Pay stub access is being blocked
- The husband cannot view his pay stub in the payroll app because the employer has him “blocked.”
- The hosts view this as highly suspicious, since employees should be able to see what they are being paid and what is being withheld for taxes.
The employer is not answering direct questions
- HR/payroll keeps delaying responses instead of clarifying:
- salary vs hourly,
- exempt vs non-exempt,
- W-2 vs 1099 status,
- how pay is calculated,
- and why hours are being docked.
Main Takeaways from the Hosts
Salary and hourly are being muddled
- The hosts say it’s possible for a salaried employee to track hours for management reasons, but it is unusual to dock salary like an hourly wage.
- If the company is docking pay for missing hours, then the caller needs clarity on:
- the actual hourly rate,
- the employment classification,
- and whether the “salary” is just a label.
Tax and withholding must be clear
- The hosts emphasize that if taxes, Social Security, and FICA are not being handled properly, the employee could get hit with an unexpected bill later.

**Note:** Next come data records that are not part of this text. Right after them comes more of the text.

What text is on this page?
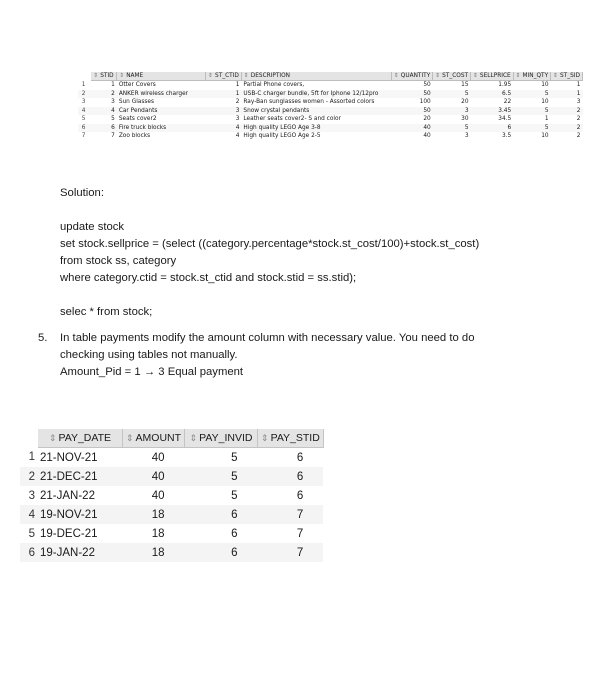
	⇕ STID	⇕ NAME	⇕ ST_CTID	⇕ DESCRIPTION	⇕ QUANTITY	⇕ ST_COST	⇕ SELLPRICE	⇕ MIN_QTY	⇕ ST_SID
1	1	Otter Covers	1	Partial Phone covers,	50	15	1.95	10	1
2	2	ANKER wireless charger	1	USB-C charger bundle, 5ft for Iphone 12/12pro	50	5	6.5	5	1
3	3	Sun Glasses	2	Ray-Ban sunglasses women - Assorted colors	100	20	22	10	3
4	4	Car Pendants	3	Snow crystal pendants	50	3	3.45	5	2
5	5	Seats cover2	3	Leather seats cover2- S and color	20	30	34.5	1	2
6	6	Fire truck blocks	4	High quality LEGO Age 3-8	40	5	6	5	2
7	7	Zoo blocks	4	High quality LEGO Age 2-5	40	3	3.5	10	2
Solution:
update stock
set stock.sellprice = (select ((category.percentage*stock.st_cost/100)+stock.st_cost)
from stock ss, category
where category.ctid = stock.st_ctid and stock.stid = ss.stid);
selec * from stock;
5. In table payments modify the amount column with necessary value. You need to do
checking using tables not manually.
Amount_Pid = 1 → 3 Equal payment
	⇕ PAY_DATE	⇕ AMOUNT	⇕ PAY_INVID	⇕ PAY_STID
1	21-NOV-21	40	5	6
2	21-DEC-21	40	5	6
3	21-JAN-22	40	5	6
4	19-NOV-21	18	6	7
5	19-DEC-21	18	6	7
6	19-JAN-22	18	6	7
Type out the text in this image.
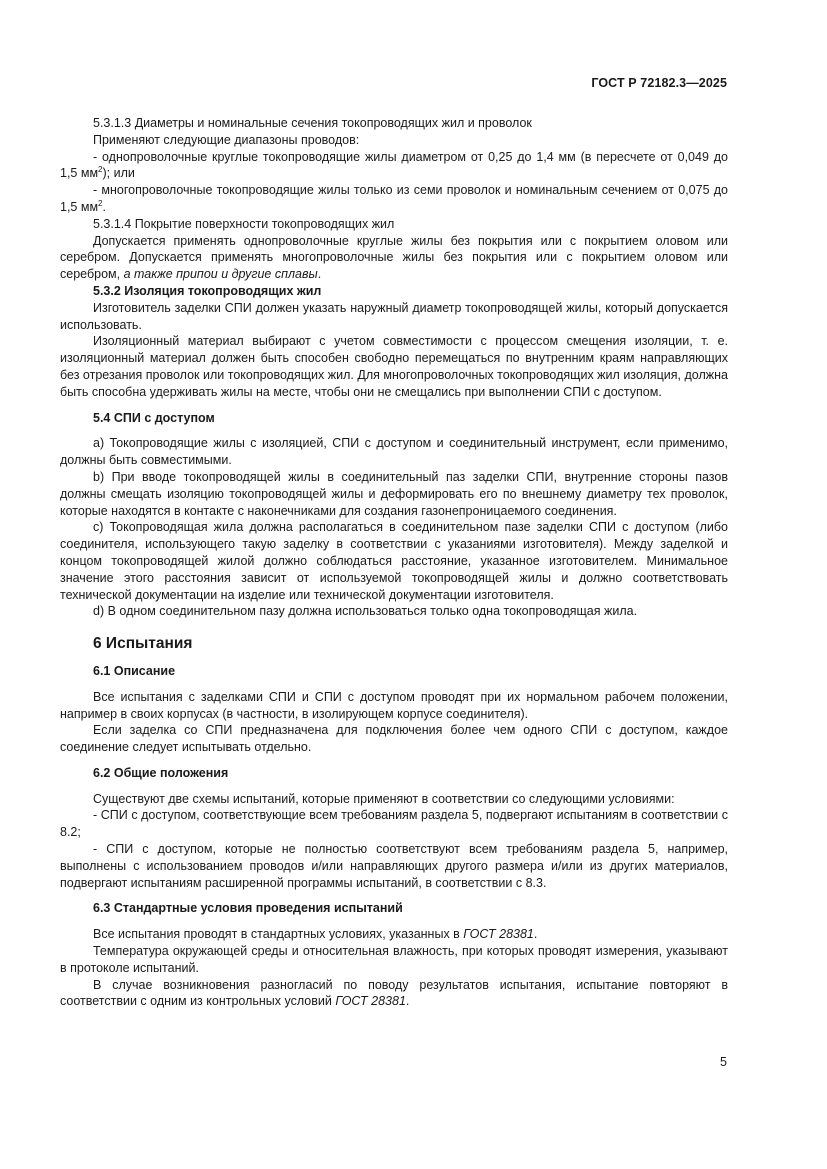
ГОСТ Р 72182.3—2025

5.3.1.3 Диаметры и номинальные сечения токопроводящих жил и проволок

Применяют следующие диапазоны проводов:

- однопроволочные круглые токопроводящие жилы диаметром от 0,25 до 1,4 мм (в пересчете от 0,049 до 1,5 $мм^2$); или

- многопроволочные токопроводящие жилы только из семи проволок и номинальным сечением от 0,075 до 1,5 $мм^2$.

5.3.1.4 Покрытие поверхности токопроводящих жил

Допускается применять однопроволочные круглые жилы без покрытия или с покрытием оловом или серебром. Допускается применять многопроволочные жилы без покрытия или с покрытием оловом или серебром, а также припои и другие сплавы.

5.3.2 Изоляция токопроводящих жил

Изготовитель заделки СПИ должен указать наружный диаметр токопроводящей жилы, который допускается использовать.

Изоляционный материал выбирают с учетом совместимости с процессом смещения изоляции, т. е. изоляционный материал должен быть способен свободно перемещаться по внутренним краям направляющих без отрезания проволок или токопроводящих жил. Для многопроволочных токопроводящих жил изоляция, должна быть способна удерживать жилы на месте, чтобы они не смещались при выполнении СПИ с доступом.

5.4 СПИ с доступом

a) Токопроводящие жилы с изоляцией, СПИ с доступом и соединительный инструмент, если применимо, должны быть совместимыми.

b) При вводе токопроводящей жилы в соединительный паз заделки СПИ, внутренние стороны пазов должны смещать изоляцию токопроводящей жилы и деформировать его по внешнему диаметру тех проволок, которые находятся в контакте с наконечниками для создания газонепроницаемого соединения.

c) Токопроводящая жила должна располагаться в соединительном пазе заделки СПИ с доступом (либо соединителя, использующего такую заделку в соответствии с указаниями изготовителя). Между заделкой и концом токопроводящей жилой должно соблюдаться расстояние, указанное изготовителем. Минимальное значение этого расстояния зависит от используемой токопроводящей жилы и должно соответствовать технической документации на изделие или технической документации изготовителя.

d) В одном соединительном пазу должна использоваться только одна токопроводящая жила.

6 Испытания
6.1 Описание

Все испытания с заделками СПИ и СПИ с доступом проводят при их нормальном рабочем положении, например в своих корпусах (в частности, в изолирующем корпусе соединителя).

Если заделка со СПИ предназначена для подключения более чем одного СПИ с доступом, каждое соединение следует испытывать отдельно.

6.2 Общие положения

Существуют две схемы испытаний, которые применяют в соответствии со следующими условиями:

- СПИ с доступом, соответствующие всем требованиям раздела 5, подвергают испытаниям в соответствии с 8.2;

- СПИ с доступом, которые не полностью соответствуют всем требованиям раздела 5, например, выполнены с использованием проводов и/или направляющих другого размера и/или из других материалов, подвергают испытаниям расширенной программы испытаний, в соответствии с 8.3.

6.3 Стандартные условия проведения испытаний

Все испытания проводят в стандартных условиях, указанных в ГОСТ 28381.

Температура окружающей среды и относительная влажность, при которых проводят измерения, указывают в протоколе испытаний.

В случае возникновения разногласий по поводу результатов испытания, испытание повторяют в соответствии с одним из контрольных условий ГОСТ 28381.

5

The employer’s behavior is the bigger issue
- Beyond the payroll confusion, the hosts repeatedly point out that the company’s lack of transparency suggests poor management and questionable integrity.
Advice Given
1. Get clarity in writing
The hosts recommend asking direct, specific questions:
- Am I salary exempt?
- Am I W-2 or 1099?
- How is my pay calculated?
- Why am I being docked for hours?
- Why can’t I access my pay stub?
2. Consider legal help
- One suggestion was to consult a lawyer and potentially send a demand letter if the employer is violating the agreed terms.
3. Start looking for another job
- Even if the current job is helping financially, the hosts say it’s wise to begin job hunting immediately.
- The benefit of having this job while searching is that he can look for a better opportunity without being desperate.
4. The husband should take the lead
- One host expressed discomfort that the wife was doing most of the calling and contract-reading.
- The advice: the husband should personally handle communication with HR, payroll, and any future employer negotiations.
Practical Lessons
Ask the right questions before signing
The hosts stress that future job offers should be reviewed carefully before acceptance:
- salary vs hourly,
- overtime eligibility,
- tax withholding,
- classification,
- and whether pay deductions are allowed.
Watch for character early
- The caller is encouraged to pay attention to how employers behave during interviews and onboarding.
- If a company is vague, evasive, or disorganized early on, that often predicts worse problems later.
Bottom Line
The hosts believe the employer’s pay practices are confusing at best and potentially improper at worst. Their core advice is:
- get everything clarified in writing,
- consider legal help if needed,
- and start looking for a better job right away.